Last weekend we had an excellent sailing trip from Nieuwpoort to Ramsgate and back again. And as it happens on such occasions, conversation touched the subject of Coriolis forces, which is important - for sailors - to understand the deviations of air flows when they move from high to low pressure areas (deviation to the right in the Northern hemisphere, deviation to the left in the Southern hemisphere).
Often these conversations get needlessly complex. So here is my stab at it. The Coriolis force is a pseudo force, just as the centrifugal force is a pseudo force. You only need these pseudo forces to explain things if you are an observer on Earth who is not able to imagine how things would look from a distance. I was told a sailor must be able to see his boat from a bird’s perspective, so sailor, just fly a bit higher and watch the Earth from a few thousand (nautic) miles and you can forget about Coriolis and rely on more basic physics:
1. Newtonian inertia: tendency of an object to maintain its state of uniform motion (unless acted on by an external force).
2. The velocity of an object making a rotational movement (e.g. a rock on the surface of the Earth) is the ‘rotational velocity’ times the distance to the rotational axis. This means that a rock on the equator moves faster than a rock on the Tropic of Capricorn or the Tropic of Cancer.
3. Context: air moves in a thin layer around the Earth.
So what happens to an air particle that moves from South to North in the Northern hemisphere: since it is stuck in this thin layer around Earth, it moves to an area where the Earth’s velocity is lower than the velocity of the particle, and since it wants to keep its velocity, it moves along a line that curves to the right.
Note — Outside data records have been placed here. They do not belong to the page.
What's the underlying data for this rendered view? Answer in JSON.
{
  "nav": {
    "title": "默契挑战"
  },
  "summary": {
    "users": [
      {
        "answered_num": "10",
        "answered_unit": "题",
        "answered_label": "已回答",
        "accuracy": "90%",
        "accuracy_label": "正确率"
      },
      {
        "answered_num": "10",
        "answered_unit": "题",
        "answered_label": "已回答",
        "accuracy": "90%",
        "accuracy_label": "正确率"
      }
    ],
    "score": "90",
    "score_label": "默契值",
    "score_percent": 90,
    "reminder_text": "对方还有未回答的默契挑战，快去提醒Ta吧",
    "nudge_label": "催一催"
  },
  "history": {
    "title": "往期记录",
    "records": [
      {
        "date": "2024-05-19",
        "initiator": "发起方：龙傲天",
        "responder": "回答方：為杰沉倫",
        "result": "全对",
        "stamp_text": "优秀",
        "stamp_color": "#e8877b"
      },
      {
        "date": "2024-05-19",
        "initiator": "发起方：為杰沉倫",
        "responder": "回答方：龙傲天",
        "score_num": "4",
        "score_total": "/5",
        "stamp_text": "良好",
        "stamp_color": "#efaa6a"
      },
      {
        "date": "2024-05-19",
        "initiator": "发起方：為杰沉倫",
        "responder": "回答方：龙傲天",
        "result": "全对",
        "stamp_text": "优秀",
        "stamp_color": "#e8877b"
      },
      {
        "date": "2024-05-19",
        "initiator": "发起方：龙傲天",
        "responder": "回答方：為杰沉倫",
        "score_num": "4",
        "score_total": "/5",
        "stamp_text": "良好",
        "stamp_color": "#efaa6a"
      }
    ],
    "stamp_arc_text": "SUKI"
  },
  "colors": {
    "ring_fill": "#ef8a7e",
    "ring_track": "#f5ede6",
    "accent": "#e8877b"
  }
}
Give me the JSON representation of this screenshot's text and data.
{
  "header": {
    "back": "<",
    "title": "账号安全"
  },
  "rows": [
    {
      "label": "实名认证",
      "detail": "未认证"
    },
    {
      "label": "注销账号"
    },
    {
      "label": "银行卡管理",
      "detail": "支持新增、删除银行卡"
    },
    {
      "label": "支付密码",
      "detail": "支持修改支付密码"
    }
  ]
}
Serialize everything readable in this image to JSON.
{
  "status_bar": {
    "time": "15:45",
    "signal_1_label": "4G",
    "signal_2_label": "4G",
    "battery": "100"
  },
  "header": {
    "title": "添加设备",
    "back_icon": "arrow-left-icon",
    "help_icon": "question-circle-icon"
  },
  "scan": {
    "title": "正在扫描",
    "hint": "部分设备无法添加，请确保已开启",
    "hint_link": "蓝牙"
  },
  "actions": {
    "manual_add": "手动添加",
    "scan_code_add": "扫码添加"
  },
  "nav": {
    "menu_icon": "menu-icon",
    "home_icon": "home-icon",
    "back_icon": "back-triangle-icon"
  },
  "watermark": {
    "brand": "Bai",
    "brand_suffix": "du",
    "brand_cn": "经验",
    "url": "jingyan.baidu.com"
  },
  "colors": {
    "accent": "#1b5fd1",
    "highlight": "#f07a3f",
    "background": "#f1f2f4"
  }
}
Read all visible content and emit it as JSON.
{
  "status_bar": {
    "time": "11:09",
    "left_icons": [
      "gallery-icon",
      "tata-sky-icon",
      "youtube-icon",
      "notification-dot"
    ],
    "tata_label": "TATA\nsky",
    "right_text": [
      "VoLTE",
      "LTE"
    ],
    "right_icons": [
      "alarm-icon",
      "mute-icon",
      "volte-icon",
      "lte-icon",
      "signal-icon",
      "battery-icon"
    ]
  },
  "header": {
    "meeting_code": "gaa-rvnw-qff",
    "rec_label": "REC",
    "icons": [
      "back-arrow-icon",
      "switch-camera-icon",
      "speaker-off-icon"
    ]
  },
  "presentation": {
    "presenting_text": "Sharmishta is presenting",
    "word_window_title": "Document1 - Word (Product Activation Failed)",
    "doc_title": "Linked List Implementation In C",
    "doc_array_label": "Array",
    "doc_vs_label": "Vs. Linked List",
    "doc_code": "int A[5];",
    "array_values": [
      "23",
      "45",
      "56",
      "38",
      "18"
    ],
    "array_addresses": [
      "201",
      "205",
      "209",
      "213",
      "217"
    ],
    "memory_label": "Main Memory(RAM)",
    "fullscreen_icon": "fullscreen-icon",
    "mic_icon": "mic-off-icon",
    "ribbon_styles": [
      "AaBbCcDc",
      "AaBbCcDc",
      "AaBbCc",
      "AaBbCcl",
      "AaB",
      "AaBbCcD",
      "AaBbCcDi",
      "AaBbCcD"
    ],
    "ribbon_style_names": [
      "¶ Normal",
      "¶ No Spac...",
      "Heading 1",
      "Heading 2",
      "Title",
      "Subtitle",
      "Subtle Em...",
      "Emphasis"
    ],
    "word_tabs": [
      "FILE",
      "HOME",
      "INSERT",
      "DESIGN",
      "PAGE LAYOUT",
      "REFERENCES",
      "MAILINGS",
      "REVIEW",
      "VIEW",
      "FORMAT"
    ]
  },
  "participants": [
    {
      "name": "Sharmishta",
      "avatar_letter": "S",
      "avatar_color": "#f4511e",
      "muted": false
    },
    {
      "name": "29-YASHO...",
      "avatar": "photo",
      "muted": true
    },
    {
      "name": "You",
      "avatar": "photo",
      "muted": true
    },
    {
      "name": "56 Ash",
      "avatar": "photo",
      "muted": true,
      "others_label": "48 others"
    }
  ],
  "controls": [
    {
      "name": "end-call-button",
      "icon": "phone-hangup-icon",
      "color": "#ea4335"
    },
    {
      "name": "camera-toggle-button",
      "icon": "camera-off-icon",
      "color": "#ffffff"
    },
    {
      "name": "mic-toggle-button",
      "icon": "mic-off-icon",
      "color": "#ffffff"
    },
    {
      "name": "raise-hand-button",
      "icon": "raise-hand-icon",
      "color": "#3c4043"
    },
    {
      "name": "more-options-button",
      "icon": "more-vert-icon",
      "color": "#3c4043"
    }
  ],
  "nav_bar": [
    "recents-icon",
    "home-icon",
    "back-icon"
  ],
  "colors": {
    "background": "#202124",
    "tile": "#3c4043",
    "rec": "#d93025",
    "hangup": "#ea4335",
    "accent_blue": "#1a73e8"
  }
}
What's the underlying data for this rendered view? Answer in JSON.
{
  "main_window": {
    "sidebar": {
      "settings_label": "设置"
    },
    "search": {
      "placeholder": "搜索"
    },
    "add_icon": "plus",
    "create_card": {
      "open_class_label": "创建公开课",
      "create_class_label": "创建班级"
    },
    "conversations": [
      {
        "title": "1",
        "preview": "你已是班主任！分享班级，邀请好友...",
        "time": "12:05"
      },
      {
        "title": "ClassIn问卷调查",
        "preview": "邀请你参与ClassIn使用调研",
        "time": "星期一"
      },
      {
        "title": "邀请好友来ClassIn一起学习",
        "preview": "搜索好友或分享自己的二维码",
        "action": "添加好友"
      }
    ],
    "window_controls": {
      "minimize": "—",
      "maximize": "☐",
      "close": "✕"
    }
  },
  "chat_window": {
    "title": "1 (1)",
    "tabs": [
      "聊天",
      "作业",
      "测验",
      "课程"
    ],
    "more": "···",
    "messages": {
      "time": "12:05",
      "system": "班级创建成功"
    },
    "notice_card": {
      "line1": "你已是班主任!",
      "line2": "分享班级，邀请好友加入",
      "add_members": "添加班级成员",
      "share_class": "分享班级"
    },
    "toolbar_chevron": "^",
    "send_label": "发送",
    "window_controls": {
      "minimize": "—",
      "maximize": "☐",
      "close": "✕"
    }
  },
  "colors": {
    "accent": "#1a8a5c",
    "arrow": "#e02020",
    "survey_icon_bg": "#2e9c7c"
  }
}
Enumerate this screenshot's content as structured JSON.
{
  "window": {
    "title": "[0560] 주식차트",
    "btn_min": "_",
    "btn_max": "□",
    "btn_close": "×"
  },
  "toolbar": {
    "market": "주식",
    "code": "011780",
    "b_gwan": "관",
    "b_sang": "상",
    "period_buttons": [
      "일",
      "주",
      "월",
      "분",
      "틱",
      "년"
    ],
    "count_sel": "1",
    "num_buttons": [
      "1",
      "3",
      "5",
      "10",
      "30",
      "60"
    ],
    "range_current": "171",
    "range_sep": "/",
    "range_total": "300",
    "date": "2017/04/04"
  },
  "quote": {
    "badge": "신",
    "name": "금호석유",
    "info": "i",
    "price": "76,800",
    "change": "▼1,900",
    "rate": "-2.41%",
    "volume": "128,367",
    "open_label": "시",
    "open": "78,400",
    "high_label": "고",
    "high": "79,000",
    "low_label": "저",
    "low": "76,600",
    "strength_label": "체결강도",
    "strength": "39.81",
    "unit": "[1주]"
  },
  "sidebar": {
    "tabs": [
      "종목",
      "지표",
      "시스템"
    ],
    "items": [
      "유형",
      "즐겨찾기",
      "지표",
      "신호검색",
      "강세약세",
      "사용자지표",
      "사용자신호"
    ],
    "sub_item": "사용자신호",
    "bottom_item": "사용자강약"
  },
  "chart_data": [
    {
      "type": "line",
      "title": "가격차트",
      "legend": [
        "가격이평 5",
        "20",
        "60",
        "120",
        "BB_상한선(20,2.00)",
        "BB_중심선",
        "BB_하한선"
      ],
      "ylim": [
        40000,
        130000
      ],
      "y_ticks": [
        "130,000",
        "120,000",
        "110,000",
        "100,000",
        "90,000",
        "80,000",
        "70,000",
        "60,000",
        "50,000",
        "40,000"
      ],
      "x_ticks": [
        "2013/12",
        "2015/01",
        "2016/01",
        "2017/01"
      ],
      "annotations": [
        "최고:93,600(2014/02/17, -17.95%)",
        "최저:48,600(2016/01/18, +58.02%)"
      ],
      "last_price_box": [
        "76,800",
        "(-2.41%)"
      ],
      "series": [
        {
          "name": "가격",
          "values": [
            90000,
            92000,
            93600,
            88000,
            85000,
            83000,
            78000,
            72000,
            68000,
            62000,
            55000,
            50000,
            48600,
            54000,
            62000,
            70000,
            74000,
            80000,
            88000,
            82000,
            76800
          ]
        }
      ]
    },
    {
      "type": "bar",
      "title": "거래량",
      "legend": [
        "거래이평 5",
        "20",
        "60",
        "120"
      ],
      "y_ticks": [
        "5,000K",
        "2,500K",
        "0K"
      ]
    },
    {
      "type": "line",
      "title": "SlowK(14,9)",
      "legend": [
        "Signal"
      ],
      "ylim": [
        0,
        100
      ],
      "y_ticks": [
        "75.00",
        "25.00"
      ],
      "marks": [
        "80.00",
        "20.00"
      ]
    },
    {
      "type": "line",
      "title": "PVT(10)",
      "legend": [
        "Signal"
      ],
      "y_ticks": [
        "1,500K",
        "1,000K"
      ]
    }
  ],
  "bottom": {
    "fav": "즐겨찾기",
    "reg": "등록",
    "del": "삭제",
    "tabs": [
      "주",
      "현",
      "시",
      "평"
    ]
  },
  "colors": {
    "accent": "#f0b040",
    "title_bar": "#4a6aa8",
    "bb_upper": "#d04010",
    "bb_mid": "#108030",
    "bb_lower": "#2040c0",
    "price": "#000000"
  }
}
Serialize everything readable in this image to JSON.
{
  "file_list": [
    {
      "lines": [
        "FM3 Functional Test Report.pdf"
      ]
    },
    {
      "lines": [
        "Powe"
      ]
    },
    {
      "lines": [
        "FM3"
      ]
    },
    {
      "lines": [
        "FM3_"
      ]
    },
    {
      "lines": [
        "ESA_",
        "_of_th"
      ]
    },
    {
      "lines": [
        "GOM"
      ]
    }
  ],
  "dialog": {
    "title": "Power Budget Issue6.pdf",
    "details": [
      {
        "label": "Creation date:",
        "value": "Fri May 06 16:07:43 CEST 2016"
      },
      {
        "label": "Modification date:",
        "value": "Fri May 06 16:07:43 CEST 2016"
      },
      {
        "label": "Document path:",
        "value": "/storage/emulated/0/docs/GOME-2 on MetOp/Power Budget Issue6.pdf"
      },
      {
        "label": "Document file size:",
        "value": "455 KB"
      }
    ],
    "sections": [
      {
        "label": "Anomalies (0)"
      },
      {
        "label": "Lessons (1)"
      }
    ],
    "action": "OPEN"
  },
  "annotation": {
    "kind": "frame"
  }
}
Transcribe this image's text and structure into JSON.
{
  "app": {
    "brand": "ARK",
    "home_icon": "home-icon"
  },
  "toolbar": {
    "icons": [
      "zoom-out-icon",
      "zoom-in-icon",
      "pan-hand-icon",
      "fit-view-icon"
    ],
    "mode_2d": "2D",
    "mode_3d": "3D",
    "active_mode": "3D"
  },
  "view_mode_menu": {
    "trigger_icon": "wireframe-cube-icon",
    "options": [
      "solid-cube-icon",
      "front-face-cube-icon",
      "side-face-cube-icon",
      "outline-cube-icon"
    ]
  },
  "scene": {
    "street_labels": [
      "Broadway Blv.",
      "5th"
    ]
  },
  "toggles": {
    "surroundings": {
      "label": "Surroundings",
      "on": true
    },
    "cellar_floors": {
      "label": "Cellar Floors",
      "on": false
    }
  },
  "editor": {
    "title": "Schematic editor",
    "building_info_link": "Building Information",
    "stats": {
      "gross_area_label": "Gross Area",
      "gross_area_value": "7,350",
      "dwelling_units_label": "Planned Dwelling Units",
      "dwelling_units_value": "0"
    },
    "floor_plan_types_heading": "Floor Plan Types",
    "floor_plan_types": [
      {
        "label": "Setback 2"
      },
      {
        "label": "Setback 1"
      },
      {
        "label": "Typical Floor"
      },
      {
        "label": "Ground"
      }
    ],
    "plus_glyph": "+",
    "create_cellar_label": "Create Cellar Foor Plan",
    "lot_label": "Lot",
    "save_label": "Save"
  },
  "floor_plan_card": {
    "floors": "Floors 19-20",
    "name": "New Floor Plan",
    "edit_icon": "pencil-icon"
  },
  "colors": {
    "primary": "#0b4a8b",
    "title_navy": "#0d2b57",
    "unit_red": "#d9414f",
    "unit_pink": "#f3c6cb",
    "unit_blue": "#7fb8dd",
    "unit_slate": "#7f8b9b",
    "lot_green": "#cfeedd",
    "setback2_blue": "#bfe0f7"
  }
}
The same reasoning can be applied for moving from North to South and for the equivalent cases in the Southern hemisphere.
When moving from West to East in the Northern hemisphere the reasoning is as follows: the (air) particle’s speed is larger than the speed of the underlying surface of the Earth. Because of its higher tangential speed the particle has the tendency to get thrown out of its orbit and move away from the Earth’s axis, but since it is locked in this thin layer, it can only do so by deflecting to the South, thus making a curve with a deviation to the right. Again, similar reasonings can be made for East to West and for the cases on the Southern hemisphere.
So no talking about Coriolis or other pseudo forces needed to understand air movements on Earth.